Per l'anno 2013, il termine di versamento della prima rata è comunque posticipato a luglio (secondo le modifiche introdotte dal decreto-legge n. 1 del 2013), ferma restando la facoltà per il comune di posticipare ulteriormente tale termine. E’ inoltre consentito il pagamento in unica soluzione entro il mese di giugno di ciascun anno.
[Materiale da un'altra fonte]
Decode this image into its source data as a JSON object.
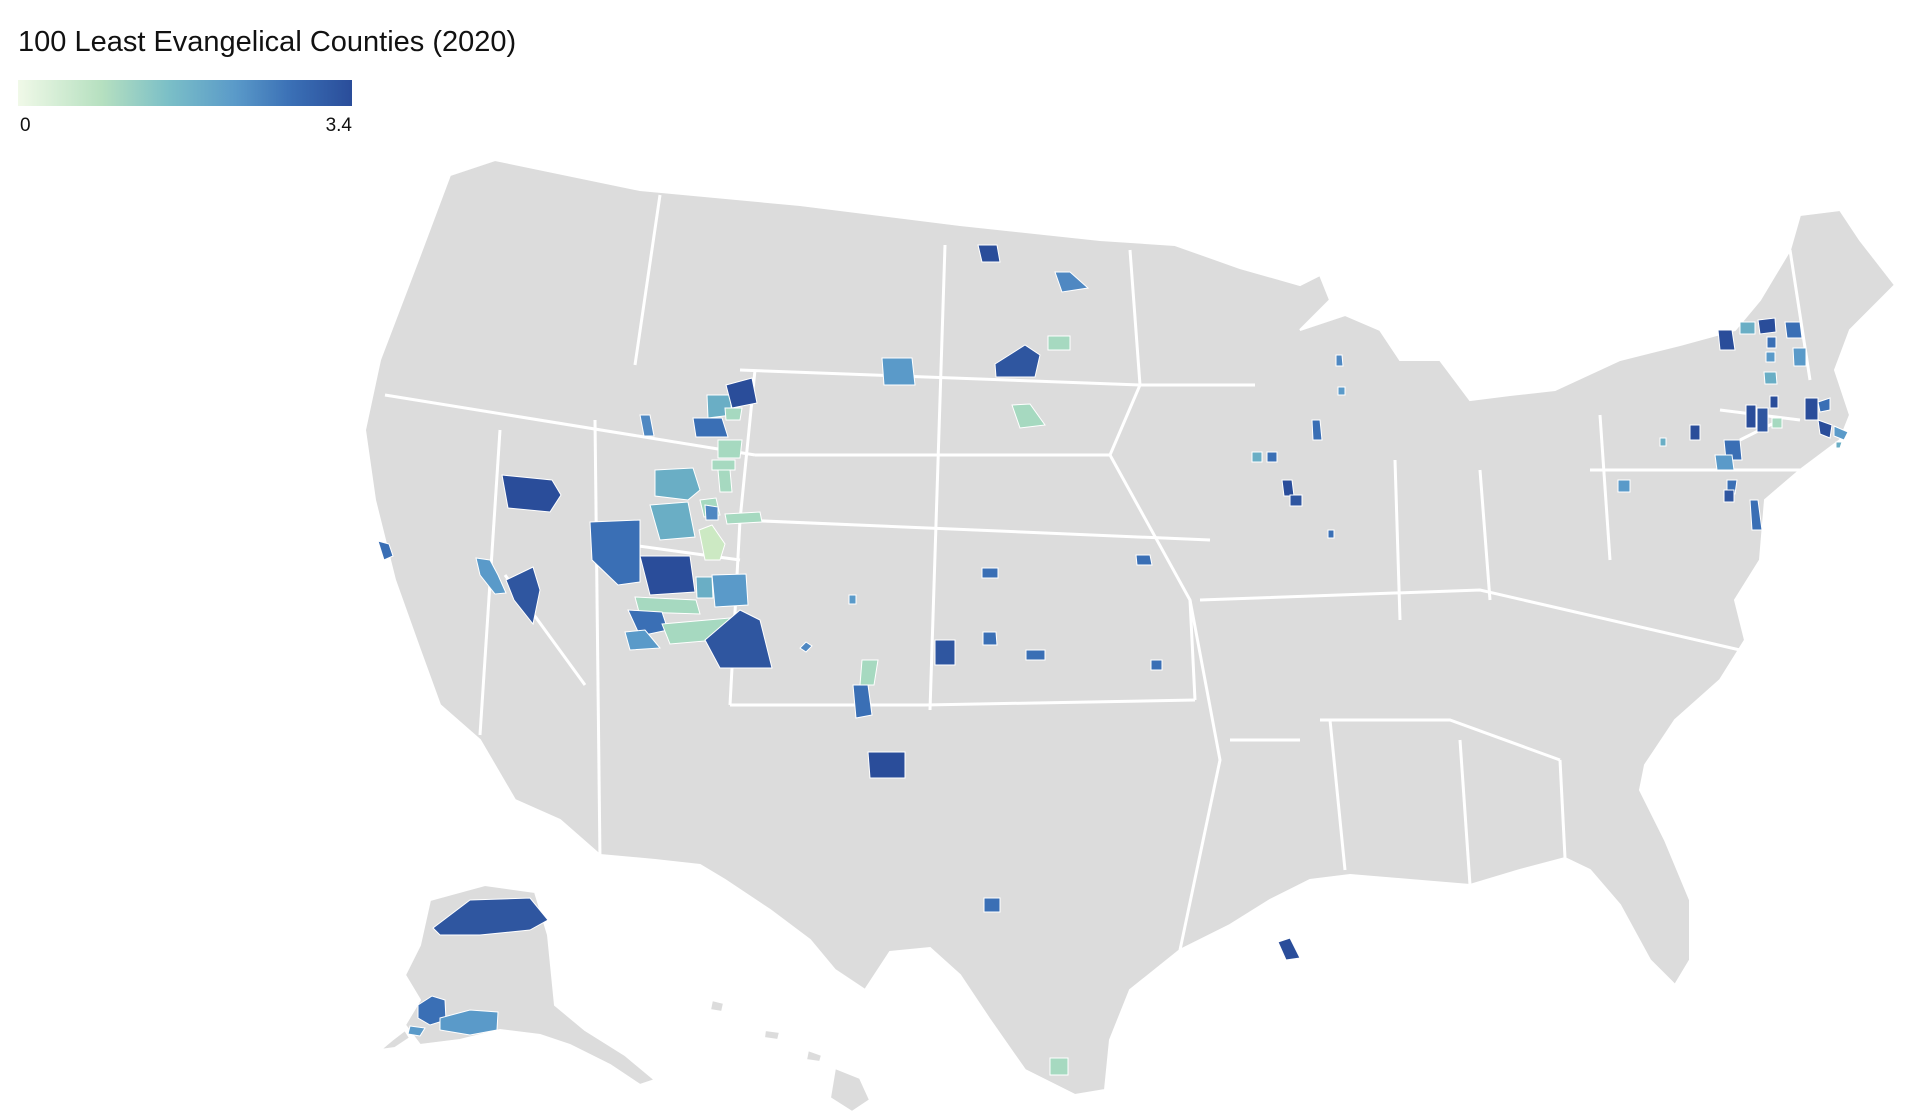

Con uno o più decreti del direttore generale del Dipartimento delle finanze del Ministero dell'economia e delle finanze, di concerto con il Direttore dell'Agenzia delle entrate e sentita l’Anci, sono stabilite le modalità di versamento, assicurando in ogni caso la massima semplificazione degli adempimenti da parte dei soggetti interessati, prevedendo anche forme che rendano possibile la previa compilazione dei modelli di pagamento. Per l'anno 2013, fino alla determinazione delle tariffe, a seguito della quale si effettuerà il conguaglio, l'importo delle corrispondenti rate è determinato in acconto, commisurandolo all'importo versato, nell'anno precedente, a titolo di TARSU o di TIA 1 oppure di TIA 2.
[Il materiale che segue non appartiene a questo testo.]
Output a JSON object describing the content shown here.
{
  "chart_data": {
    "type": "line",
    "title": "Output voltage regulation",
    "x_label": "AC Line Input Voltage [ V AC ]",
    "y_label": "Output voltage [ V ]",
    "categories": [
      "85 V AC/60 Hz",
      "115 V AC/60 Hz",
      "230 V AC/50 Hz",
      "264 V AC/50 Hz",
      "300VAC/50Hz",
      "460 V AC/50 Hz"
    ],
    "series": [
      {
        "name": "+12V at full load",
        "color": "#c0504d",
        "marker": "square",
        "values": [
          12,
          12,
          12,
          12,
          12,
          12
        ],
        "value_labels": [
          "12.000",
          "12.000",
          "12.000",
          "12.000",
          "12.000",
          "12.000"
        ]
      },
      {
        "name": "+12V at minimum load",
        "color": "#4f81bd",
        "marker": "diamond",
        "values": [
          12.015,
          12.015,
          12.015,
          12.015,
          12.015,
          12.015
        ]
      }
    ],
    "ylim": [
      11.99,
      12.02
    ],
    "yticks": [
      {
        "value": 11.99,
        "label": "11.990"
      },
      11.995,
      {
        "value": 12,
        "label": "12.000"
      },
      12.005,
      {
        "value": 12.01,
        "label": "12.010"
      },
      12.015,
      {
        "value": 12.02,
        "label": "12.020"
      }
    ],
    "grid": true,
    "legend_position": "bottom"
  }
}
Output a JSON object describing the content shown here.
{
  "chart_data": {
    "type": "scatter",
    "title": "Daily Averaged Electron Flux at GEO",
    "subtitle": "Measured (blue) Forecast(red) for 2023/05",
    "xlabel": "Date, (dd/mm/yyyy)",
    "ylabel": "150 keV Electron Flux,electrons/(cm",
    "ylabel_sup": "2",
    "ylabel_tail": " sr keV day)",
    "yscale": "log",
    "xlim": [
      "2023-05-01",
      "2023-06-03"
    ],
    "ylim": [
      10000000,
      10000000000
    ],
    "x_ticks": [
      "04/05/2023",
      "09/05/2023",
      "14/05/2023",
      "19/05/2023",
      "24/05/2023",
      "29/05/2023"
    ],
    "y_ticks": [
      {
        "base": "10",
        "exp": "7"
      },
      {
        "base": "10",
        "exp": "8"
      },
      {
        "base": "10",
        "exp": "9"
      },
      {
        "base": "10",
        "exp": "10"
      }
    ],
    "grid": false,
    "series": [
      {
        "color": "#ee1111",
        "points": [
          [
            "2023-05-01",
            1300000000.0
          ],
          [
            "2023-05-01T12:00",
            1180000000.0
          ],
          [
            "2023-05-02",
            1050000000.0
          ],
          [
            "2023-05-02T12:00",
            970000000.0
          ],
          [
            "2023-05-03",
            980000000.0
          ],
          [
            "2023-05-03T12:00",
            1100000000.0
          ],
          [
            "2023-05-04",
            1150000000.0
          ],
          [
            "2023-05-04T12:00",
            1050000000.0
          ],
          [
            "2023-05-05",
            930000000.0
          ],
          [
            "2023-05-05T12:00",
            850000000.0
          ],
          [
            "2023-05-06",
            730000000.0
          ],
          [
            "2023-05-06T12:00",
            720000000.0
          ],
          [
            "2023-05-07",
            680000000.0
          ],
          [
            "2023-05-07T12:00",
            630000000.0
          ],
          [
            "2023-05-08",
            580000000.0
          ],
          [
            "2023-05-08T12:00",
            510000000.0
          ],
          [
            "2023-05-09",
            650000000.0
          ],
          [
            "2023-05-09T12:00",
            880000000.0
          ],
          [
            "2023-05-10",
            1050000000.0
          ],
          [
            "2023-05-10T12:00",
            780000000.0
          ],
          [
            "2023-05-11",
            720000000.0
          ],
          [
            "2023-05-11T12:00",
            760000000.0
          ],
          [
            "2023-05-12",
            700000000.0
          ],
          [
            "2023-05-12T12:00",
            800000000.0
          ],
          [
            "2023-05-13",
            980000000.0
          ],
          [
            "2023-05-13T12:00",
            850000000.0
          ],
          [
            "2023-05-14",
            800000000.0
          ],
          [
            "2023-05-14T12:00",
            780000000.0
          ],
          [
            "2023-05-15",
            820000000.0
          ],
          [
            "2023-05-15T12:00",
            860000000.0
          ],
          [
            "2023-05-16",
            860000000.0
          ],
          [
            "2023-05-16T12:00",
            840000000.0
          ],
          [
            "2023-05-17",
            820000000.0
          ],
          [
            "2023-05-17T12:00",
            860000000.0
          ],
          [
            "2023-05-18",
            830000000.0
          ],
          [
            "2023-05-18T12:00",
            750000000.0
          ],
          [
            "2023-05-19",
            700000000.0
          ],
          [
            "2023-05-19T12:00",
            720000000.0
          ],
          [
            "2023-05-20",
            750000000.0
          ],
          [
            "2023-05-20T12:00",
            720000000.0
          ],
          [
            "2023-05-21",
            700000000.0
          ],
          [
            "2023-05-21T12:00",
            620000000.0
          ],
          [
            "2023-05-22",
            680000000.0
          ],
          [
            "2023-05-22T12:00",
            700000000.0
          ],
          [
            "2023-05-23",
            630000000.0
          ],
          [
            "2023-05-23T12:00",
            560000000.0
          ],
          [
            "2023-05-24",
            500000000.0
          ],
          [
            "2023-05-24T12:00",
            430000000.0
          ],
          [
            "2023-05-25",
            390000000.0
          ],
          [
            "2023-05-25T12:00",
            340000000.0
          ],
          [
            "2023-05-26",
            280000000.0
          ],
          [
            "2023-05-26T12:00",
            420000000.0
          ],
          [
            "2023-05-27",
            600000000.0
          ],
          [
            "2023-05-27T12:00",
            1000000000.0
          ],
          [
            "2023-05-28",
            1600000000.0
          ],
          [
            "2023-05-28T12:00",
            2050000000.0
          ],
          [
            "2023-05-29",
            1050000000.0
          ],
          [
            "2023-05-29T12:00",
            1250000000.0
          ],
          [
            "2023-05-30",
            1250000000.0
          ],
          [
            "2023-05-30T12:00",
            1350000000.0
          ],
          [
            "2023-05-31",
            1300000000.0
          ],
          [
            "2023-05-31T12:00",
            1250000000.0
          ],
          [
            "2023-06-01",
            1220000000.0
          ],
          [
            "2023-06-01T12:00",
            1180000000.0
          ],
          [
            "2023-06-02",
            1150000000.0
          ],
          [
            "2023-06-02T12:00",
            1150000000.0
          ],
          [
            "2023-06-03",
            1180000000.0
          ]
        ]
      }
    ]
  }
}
Per l'anno 2013, il pagamento della maggiorazione a copertura dei costi relativi ai servizi indivisibili dei comuni è effettuato in base alla misura standard, pari a 0,30 euro per metro quadrato. Anche in tal caso, l'eventuale conguaglio riferito all'incremento della maggiorazione fino a 0,40 euro è effettuato al momento del pagamento dell'ultima rata.
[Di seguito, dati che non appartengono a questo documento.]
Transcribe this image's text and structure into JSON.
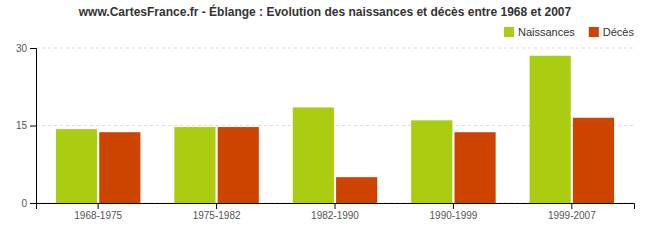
{
  "chart_data": {
    "type": "bar",
    "title": "www.CartesFrance.fr - Éblange : Evolution des naissances et décès entre 1968 et 2007",
    "categories": [
      "1968-1975",
      "1975-1982",
      "1982-1990",
      "1990-1999",
      "1999-2007"
    ],
    "series": [
      {
        "name": "Naissances",
        "color": "#aacc11",
        "values": [
          14.3,
          14.7,
          18.5,
          16.0,
          28.5
        ]
      },
      {
        "name": "Décès",
        "color": "#cc4400",
        "values": [
          13.7,
          14.7,
          5.0,
          13.7,
          16.5
        ]
      }
    ],
    "ylim": [
      0,
      30
    ],
    "yticks": [
      0,
      15,
      30
    ],
    "grid": true,
    "legend": "upper right"
  }
}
Il comma 45 rinvia alle disposizioni relative all'accertamento e alla riscossione, da parte degli enti locali, dei tributi di propria competenza, di cui all'articolo 1, commi da 161 a 170, della legge 27 dicembre 2006, n. 296, nonché alle norme in materia di potestà regolamentare delle province e dei comuni di cui all'articolo 52 del decreto legislativo 15 dicembre 1997, n. 446, per quanto attiene all'accertamento e alla riscossione dei tributi e delle altre entrate. Tale ultima norma prevede, tra l’altro, che l'accertamento dei tributi può essere effettuato dall'ente locale anche in forma associata; qualora, invece, sia deliberato di affidare a terzi l’accertamento e la riscossione dei tributi e di tutte le entrate, le relative attività sono affidate nel rispetto della normativa dell’Unione europea e delle procedure vigenti in materia di affidamento della gestione dei servizi pubblici locali.